Reputation: 31212
I am writing a simple Java
source file parser in Python
. The main objective is to extract a list of method declarations. A method starts with public|private|protected
(I assume there are no friendly
methods without an access modifier, which is acceptable in my code base) and ends with a {
but can't contain ;
(could be multiple lines).
So my current regex
pattern looks like:
((public|private|protected).*\n*.*?({|;))

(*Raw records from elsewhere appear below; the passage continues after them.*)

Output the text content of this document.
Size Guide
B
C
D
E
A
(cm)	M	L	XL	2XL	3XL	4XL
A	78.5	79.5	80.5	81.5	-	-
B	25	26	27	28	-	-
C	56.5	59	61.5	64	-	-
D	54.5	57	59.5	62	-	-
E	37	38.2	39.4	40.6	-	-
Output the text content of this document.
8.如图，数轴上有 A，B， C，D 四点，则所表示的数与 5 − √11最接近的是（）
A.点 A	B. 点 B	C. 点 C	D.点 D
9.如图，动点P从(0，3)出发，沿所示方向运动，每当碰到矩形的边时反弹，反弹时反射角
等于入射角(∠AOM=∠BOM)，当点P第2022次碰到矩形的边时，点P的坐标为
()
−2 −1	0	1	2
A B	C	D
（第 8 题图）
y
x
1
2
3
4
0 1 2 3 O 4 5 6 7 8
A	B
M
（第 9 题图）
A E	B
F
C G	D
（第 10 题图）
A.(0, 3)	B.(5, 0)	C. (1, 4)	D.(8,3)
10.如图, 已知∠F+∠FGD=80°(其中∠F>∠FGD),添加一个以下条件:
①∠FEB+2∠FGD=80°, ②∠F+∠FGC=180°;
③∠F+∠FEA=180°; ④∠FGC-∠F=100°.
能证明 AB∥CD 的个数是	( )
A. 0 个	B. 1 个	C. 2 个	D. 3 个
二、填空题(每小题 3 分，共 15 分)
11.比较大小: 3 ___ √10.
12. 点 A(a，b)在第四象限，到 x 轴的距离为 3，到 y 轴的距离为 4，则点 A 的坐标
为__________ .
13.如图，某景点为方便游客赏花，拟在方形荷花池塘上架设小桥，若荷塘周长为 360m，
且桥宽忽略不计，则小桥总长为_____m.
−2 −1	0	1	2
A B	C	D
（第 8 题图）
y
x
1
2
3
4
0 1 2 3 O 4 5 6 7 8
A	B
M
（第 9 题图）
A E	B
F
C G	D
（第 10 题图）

I am not sure how to say the entire match group can't contain ;
so I was trying to say get me something that ends with either {
or ;
, whichever comes first, non-greedy. However, that doesn't work and here is a chunk where it fails:
private static final AtomicInteger refCount = new AtomicInteger(0);
protected int getSomeVar() {
You can see that there is a variable declaration before the method declaration that starts with private
but it does not have a {
. So this is returned as one match and I wanted to have it as two matches, then I would be discarding the variable declaration in separate non-regex logic. But if you know how to exclude a ;
before {
, that would work too.
Essentially, how do I tell in a Python regex expression that a certain character (or a sub pattern) must not occur within the main pattern?
Upvotes: 1
Views: 204
Reputation: 31212
This finally worked:
((public|private|protected)[^;{]*?{)
Notice how I had to specify to exclude both ;
and {
before the first {
Upvotes: 1
Reputation: 189317
You can use a negated character class to say "any character except (newline or) left brace or semicolon".
((public|private|protected)[^;{]*\n*[^;{]*?({|;))
Upvotes: 2